Mediengespräch

Sperrfrist

22. September 2022,

10.00 Uhr

Einleitende Bemerkungen von Thomas Jordan

Sehr geehrte Damen und Herren,

Ich begrüsse Sie herzlich zum Mediengespräch der Schweizerischen Nationalbank. Unsere Mediengespräche finden nun jeweils nach jeder Lagebeurteilung statt. Die Einleitenden Bemerkungen werden insgesamt kürzer ausfallen. Wir werden daher nach unseren Ausführungen mehr Raum für Ihre Fragen haben.

Geldpolitischer Entscheid

Ich beginne mit unserem geldpolitischen Entscheid. Wir haben beschlossen, die Geldpolitik weiter zu straffen und den SNB-Leitzins um 0,75 Prozentpunkte auf 0,5% zu erhöhen. Damit wirken wir dem erneut gestiegenen Inflationsdruck entgegen und erschweren ein Übergreifen auf bisher von der Teuerung weniger betroffene Waren und Dienstleistungen. Es ist nicht auszuschliessen, dass weitere Zinserhöhungen nötig sein werden, um die Preisstabilität in der mittleren Frist zu gewährleisten.
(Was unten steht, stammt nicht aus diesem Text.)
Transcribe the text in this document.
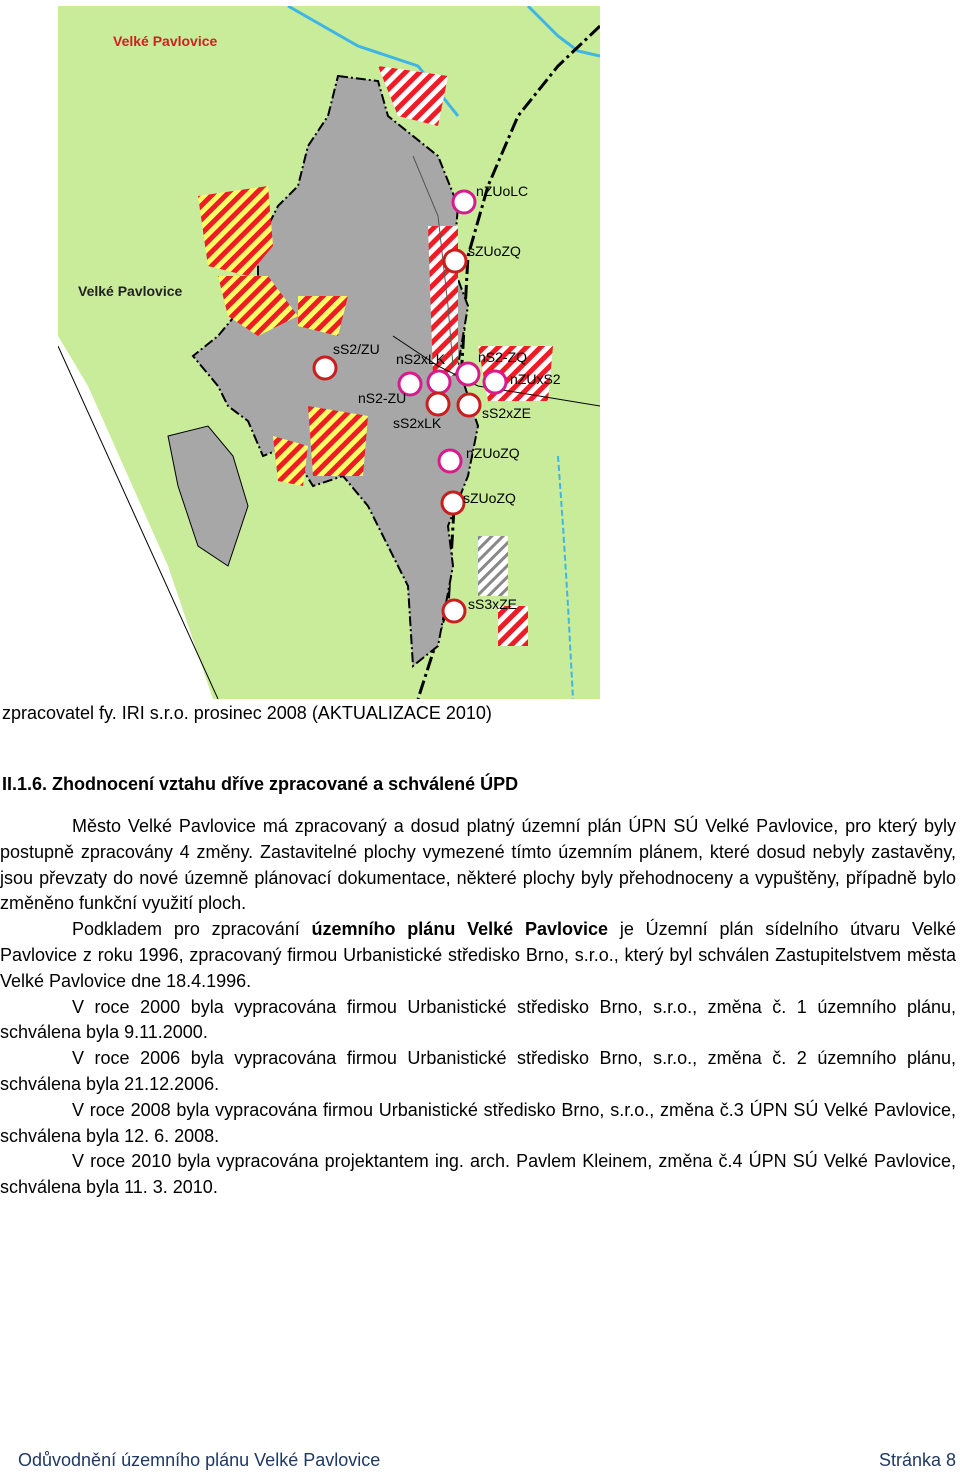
Velké Pavlovice
Velké Pavlovice
nZUoLC
sZUoZQ
sS2/ZU
nS2xLK nS2-ZQ
nZUxS2
nS2-ZU
sS2xZE
sS2xLK
nZUoZQ
sZUoZQ
sS3xZE
zpracovatel fy. IRI s.r.o. prosinec 2008 (AKTUALIZACE 2010)
II.1.6. Zhodnocení vztahu dříve zpracované a schválené ÚPD

Město Velké Pavlovice má zpracovaný a dosud platný územní plán ÚPN SÚ Velké Pavlovice, pro který byly postupně zpracovány 4 změny. Zastavitelné plochy vymezené tímto územním plánem, které dosud nebyly zastavěny, jsou převzaty do nové územně plánovací dokumentace, některé plochy byly přehodnoceny a vypuštěny, případně bylo změněno funkční využití ploch.

Podkladem pro zpracování územního plánu Velké Pavlovice je Územní plán sídelního útvaru Velké Pavlovice z roku 1996, zpracovaný firmou Urbanistické středisko Brno, s.r.o., který byl schválen Zastupitelstvem města Velké Pavlovice dne 18.4.1996.

V roce 2000 byla vypracována firmou Urbanistické středisko Brno, s.r.o., změna č. 1 územního plánu, schválena byla 9.11.2000.

V roce 2006 byla vypracována firmou Urbanistické středisko Brno, s.r.o., změna č. 2 územního plánu, schválena byla 21.12.2006.

V roce 2008 byla vypracována firmou Urbanistické středisko Brno, s.r.o., změna č.3 ÚPN SÚ Velké Pavlovice, schválena byla 12. 6. 2008.

V roce 2010 byla vypracována projektantem ing. arch. Pavlem Kleinem, změna č.4 ÚPN SÚ Velké Pavlovice, schválena byla 11. 3. 2010.

Odůvodnění územního plánu Velké Pavlovice	Stránka 8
Um für angemessene monetäre Bedingungen zu sorgen, sind wir zudem bei Bedarf bereit, am Devisenmarkt aktiv zu sein.

Die Zinsänderung gilt ab morgen, 23. September 2022. Zudem passen wir die Umsetzung unserer Geldpolitik an das Umfeld positiver Zinsen an. Damit stellen wir sicher, dass die kurzfristigen besicherten Geldmarktzinsen weiterhin nahe beim SNB-Leitzins liegen.

Sichtguthaben der Banken bei der SNB werden bis zu einer bestimmten Limite zum SNB- Leitzins verzinst. Sichtguthaben oberhalb dieser Limite werden zu null verzinst. Zusätzlich werden wir liquiditätsabschöpfende Massnahmen einsetzen. Meine Kollegin Andréa Maechler wird nachher noch detaillierter auf die Anpassungen in der Umsetzung der Geldpolitik eingehen.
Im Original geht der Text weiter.